Some sun-worshippers won’t let melanoma — the deadliest form of skin cancer — keep them from staying tan. According to a study presented at the annual American Association for Cancer Research meeting Monday, about 27.3 percent of people who have had melanoma say they never use sunscreen.
Even more skip wearing hats and long sleeves, 15.4 percent said they rarely or never stay in the shade and 2.1 percent say they have used a tanning bed in the last year, Yale University researchers reported. The respondents were part of a 2010 National Health Interview Survey.
Despite warnings from skin experts to heed skin protection practices, skin cancer survivors are nine times more likely than other people have the condition in the future. The National Cancer Institute estimates that 76,690 people will be diagnosed with melanoma this year — and 9,480 people will die from it. Last year, more than two million new cases of other types of skin cancer were reported, and resulted in less than 1,000 deaths.
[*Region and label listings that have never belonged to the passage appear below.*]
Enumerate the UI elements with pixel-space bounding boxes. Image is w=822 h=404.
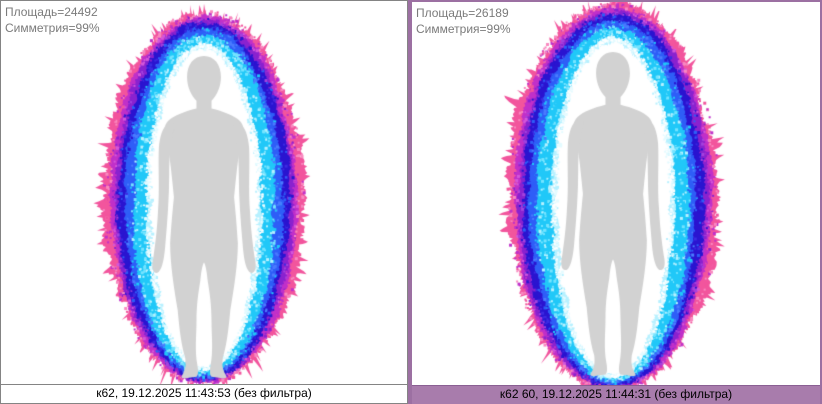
symmetry-metric: Симметрия=99%	[5, 21, 100, 35]
caption-text: к62, 19.12.2025 11:43:53 (без фильтра)	[96, 386, 312, 400]
aura-visualization-canvas	[1, 1, 407, 384]
area-metric: Площадь=24492	[5, 5, 98, 19]
metrics-block: Площадь=24492 Симметрия=99%	[5, 4, 100, 36]
metrics-block: Площадь=26189 Симметрия=99%	[416, 5, 511, 37]
aura-panel-right-selected[interactable]: Площадь=26189 Симметрия=99% к62 60, 19.1…	[408, 0, 822, 404]
caption-bar: к62 60, 19.12.2025 11:44:31 (без фильтра…	[412, 385, 820, 404]
area-metric: Площадь=26189	[416, 6, 509, 20]
aura-panel-left[interactable]: Площадь=24492 Симметрия=99% к62, 19.12.2…	[0, 0, 408, 404]
caption-bar: к62, 19.12.2025 11:43:53 (без фильтра)	[1, 384, 407, 403]
symmetry-metric: Симметрия=99%	[416, 22, 511, 36]
caption-text: к62 60, 19.12.2025 11:44:31 (без фильтра…	[499, 387, 733, 401]
aura-visualization-canvas	[412, 2, 820, 385]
Susan Mayne, co-author of the study and professor of epidemiology at Yale School of Public Health and Yale Cancer Center, believes that these figures could point to a possible addiction to tanning, a concept they want to study more.
Our advice? Get on the Banana Boat, ladies — or at least let your tanning salon membership expire!
If nothing else, put sunscreen on your kids, because another study shows that melanoma rates are rising in American children.